A poesia também mantém viva a palavra (forma e significado), revela o outro, representa
o mundo, desconcerta, descondiciona os olhares, aproxima o que estava longe e aquilo
que pareceria nítido pode tornar-se estranho.
Candido (1985), por sua vez, também explica
a relação das formas artísticas - a literatura, a poesia – com a linguagem, a história
e o seres humanos (o artista e também o receptor), defendendo que os sujeitos, constituídos
a partir das sociedades em que vivem, darão forma a realidade através da sua criatividade,
de sua própria percepção crítica, da imaginação, do lugar em que ocupa e de suas
convicções, pois o
Poeta não é uma resultante, nem mesmo um
simples foco refletor; possui o seu próprio espelho, a sua mônada individual e única.
Tem o seu núcleo e o seu órgão, através do qual tudo o que passa se transforma,
porque ele combina e cria ao devolver à realidade" (SAINTE-BEUVE,
apud CANDIDO, 1985).
Desse modo, Bosi complementa ressaltando
que “um poeta não vive em uma outra História, distante ou alheia à história da formação
social em que escreve”. Assim, mesmo com toda a liberdade que a linguagem e a poesia
lhe permitem, o escritor diz uma verdade quando escreve, a sua verdade, porque “o
poeta é o primeiro a dar, pela própria composição do seu texto, um significado histórico
às suas representações e expressões”. A escrita passeia pela subjetividade do poeta
e os vários tempos e espaços que a compõem, valores, ideologias e a consciência
histórica do autor e do leitor.
Eagleton (2011) também discorre sobre as
relações entre literatura e história, explicando que para compreender a literatura
de forma plena realmente é preciso entender o processo social no qual ela está envolvida,
pois
As obras literárias não são misteriosamente
inspiradas, nem explicáveis simplesmente em termos da psicologia dos autores. Elas
são formas de percepção, formas específicas de se ver o mundo; e como tais, elas
devem ter uma relação com a maneira dominante de ver o mundo, a ‘mentalidade social’

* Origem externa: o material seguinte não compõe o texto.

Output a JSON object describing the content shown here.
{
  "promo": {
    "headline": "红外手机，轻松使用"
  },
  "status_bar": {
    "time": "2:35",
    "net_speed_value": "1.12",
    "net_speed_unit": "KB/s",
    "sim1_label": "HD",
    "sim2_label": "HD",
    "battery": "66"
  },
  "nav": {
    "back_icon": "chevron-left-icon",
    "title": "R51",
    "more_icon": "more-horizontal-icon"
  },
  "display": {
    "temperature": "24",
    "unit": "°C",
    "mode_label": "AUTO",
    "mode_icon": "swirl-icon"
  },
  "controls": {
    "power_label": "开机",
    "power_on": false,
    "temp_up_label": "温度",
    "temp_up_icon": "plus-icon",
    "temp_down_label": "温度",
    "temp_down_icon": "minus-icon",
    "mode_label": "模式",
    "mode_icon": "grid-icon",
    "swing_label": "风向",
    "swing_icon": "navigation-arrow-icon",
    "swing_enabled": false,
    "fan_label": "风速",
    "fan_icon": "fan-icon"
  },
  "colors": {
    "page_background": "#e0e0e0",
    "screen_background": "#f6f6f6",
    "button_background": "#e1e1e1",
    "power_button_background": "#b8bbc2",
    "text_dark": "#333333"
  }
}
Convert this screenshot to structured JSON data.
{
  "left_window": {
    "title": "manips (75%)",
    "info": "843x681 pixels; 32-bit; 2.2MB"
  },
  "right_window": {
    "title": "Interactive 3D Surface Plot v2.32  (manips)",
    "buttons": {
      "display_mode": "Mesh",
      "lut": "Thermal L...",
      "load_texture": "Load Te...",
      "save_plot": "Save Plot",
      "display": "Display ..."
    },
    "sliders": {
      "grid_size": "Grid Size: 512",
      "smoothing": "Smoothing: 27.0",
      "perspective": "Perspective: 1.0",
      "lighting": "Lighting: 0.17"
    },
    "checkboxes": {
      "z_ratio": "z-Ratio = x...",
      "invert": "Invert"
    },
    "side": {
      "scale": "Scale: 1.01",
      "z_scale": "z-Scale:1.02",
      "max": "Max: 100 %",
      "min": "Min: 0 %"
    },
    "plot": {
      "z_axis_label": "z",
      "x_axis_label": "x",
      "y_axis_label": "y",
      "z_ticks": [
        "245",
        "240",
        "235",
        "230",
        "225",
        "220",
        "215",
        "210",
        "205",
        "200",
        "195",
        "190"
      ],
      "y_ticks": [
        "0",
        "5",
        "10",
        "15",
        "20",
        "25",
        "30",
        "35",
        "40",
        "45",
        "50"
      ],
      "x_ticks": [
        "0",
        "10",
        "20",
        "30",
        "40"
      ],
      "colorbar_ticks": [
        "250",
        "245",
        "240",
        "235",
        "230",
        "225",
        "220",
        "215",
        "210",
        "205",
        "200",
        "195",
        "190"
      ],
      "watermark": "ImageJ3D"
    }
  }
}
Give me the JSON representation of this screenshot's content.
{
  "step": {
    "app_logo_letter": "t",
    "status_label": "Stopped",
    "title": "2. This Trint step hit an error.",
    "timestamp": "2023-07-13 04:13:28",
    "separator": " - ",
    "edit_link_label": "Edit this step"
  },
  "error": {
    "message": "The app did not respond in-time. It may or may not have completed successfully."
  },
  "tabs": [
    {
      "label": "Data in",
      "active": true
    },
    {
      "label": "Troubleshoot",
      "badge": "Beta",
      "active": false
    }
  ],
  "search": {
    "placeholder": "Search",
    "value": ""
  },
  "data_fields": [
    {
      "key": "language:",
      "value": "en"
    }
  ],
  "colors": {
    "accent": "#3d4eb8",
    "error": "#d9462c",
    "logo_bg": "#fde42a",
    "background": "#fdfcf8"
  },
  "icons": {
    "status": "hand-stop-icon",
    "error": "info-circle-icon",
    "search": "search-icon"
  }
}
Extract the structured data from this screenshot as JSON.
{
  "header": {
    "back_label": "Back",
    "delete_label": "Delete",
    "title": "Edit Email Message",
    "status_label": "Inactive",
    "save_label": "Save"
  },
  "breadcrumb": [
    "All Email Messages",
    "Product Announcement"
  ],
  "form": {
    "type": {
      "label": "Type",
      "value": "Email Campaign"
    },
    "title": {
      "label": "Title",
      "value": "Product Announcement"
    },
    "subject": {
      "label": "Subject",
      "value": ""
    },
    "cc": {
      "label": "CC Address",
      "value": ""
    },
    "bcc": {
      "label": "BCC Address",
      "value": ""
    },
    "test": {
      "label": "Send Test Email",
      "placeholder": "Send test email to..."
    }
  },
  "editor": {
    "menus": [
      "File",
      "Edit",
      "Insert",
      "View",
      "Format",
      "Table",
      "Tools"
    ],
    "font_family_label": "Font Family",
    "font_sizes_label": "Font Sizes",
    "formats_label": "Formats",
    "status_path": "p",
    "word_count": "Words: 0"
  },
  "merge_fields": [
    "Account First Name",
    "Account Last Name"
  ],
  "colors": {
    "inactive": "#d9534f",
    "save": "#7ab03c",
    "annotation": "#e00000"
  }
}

ou ideológica de uma época (EAGLETON, 2011).
significa mais do que interpretar seu simbolismo,
estudar sua História Literária e incluir anotações sobre fatos sociológicos relacionados.
Significa, antes de tudo, compreender as relações complexas e indiretas entre essas
obras e os mundos ideológicos que elas habitam – relações que surgem não apenas
em ‘temas’ e ‘questões’, mas no estilo, ritmo, na imagem, qualidade e […] forma
(EAGLETON, 2011).
Eagleton explica também que “cada escritor
tem uma posição individualizada na sociedade, reagindo a uma História geral a partir
do seu próprio ponto de vista, decifrando-a em seus próprios termos concretos”.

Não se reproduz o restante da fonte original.